Crappy Cosmetic Claims

Buzzword bingo claims that are not helped by the existence of multiple spelling mistakes.

What do cosmetics companies like Estée Lauder and some guy called Gene Science have in common? They're involved in making the cosmetics industry completely disreputable.

In 1996, the Australian Society of Cosmetic Chemists wrote about standards for substantiation of cosmetic claims. Their position was that misleading the public will undermine the public's trust and be unfair to those in the industry whose claims can be substantiated. In 2011, I am frequently annoyed by the mere puff that litters advertisements for cosmetics products.

There is an International Journal of Cosmetic Scientists. It sounds fairly legitimate... It even has a logo. It's sponsored by the Society of Cosmetic Scientists, which seems to have somewhat stringent requirements to join.

So, what I'm getting at here is that despite all of this scientific infrastructure that seems to exist, a person would have to be pretty stupid to take a claim made in a cosmetics ad at face-value. In fact, the more money that is spent on the ad, the less trustworthy, in my opinion.

If you have to spend money on computer graphics to show hair "coming back to life" or show supermodels talking about how they haven't had pimples for the last 10 years because of a brand new product, then you've lost me. Lucky for the cosmetics industry, I'm not their target demographic, but how stupid do they think their target demographic is?

Anyway, here's my proposal for what seems to be a pretty corrupt industry: Use your infrastructure.

If you want people to trust your claims:

  1. Ensure they are backed up with real science
  2. Make sure that science is peer-reviewed, by respectable peers
  3. Publish the science in a reputable journal
  4. Have an industry certification program that determines if ad and product claims are backed up by science - Don't use the authority of a "research institute" that's part of your company
  5. Put a logo on products that are certified.
The industry is so untrustworthy right now, that even with all of this, people will be skeptical, but the industry should persist: When it comes to regaining the public' trust, it won't happen overnight, but it will happen. Actually, maybe it won't, but I had to work in that line.

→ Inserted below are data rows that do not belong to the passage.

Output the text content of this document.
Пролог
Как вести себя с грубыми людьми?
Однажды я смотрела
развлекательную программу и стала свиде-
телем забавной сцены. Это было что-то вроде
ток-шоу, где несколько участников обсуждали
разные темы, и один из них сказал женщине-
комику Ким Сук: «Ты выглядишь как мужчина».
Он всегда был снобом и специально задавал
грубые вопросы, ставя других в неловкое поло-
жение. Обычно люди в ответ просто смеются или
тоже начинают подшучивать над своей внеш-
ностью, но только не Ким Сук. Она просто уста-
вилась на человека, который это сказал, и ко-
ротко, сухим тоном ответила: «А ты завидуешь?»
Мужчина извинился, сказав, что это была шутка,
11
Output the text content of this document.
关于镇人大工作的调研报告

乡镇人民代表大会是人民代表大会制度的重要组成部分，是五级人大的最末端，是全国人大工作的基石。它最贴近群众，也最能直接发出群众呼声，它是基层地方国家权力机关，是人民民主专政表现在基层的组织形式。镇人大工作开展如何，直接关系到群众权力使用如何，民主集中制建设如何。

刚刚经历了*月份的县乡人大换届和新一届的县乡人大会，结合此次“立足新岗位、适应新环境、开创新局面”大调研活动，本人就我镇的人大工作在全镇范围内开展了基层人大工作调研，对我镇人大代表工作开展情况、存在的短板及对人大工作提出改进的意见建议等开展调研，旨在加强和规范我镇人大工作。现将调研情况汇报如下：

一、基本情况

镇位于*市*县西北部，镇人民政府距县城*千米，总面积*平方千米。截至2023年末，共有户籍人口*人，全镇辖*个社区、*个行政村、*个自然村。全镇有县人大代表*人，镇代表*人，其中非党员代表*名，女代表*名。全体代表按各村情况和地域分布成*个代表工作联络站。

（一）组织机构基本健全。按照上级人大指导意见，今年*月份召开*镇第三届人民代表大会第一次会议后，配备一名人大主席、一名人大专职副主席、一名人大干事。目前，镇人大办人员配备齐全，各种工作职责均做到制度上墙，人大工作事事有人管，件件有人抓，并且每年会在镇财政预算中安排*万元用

Either way, stop annoying me with junk claims that anger me while watching TV.


  1. Meh, they dont care, people will still buy it, they all want to look like clowns instead of humans. the whole industy is worthless, its superficial bullshit. If anything could actually help with aging, it would be done by a medical company, not a face paint company.

  2. Good point. They do market their products as alternative medicine a lot of the time, and as Tim Minchin says, "You know what they call alternative medicine that's been proven to work? Medicine."

  3. Most of the 'institutes' and 'foundations' etc are set up by the advertising agency that is there to market them. Just watch the gruen transfer or :30 Seconds and you'll see that these are just ways for them to back up their 'puff' claims... And even though you aren't their primary target market, don't think they aren't coming for you... have you seen all the blokey products out now? This is just all marketing.. these products would be different from the womens products only in the packaging.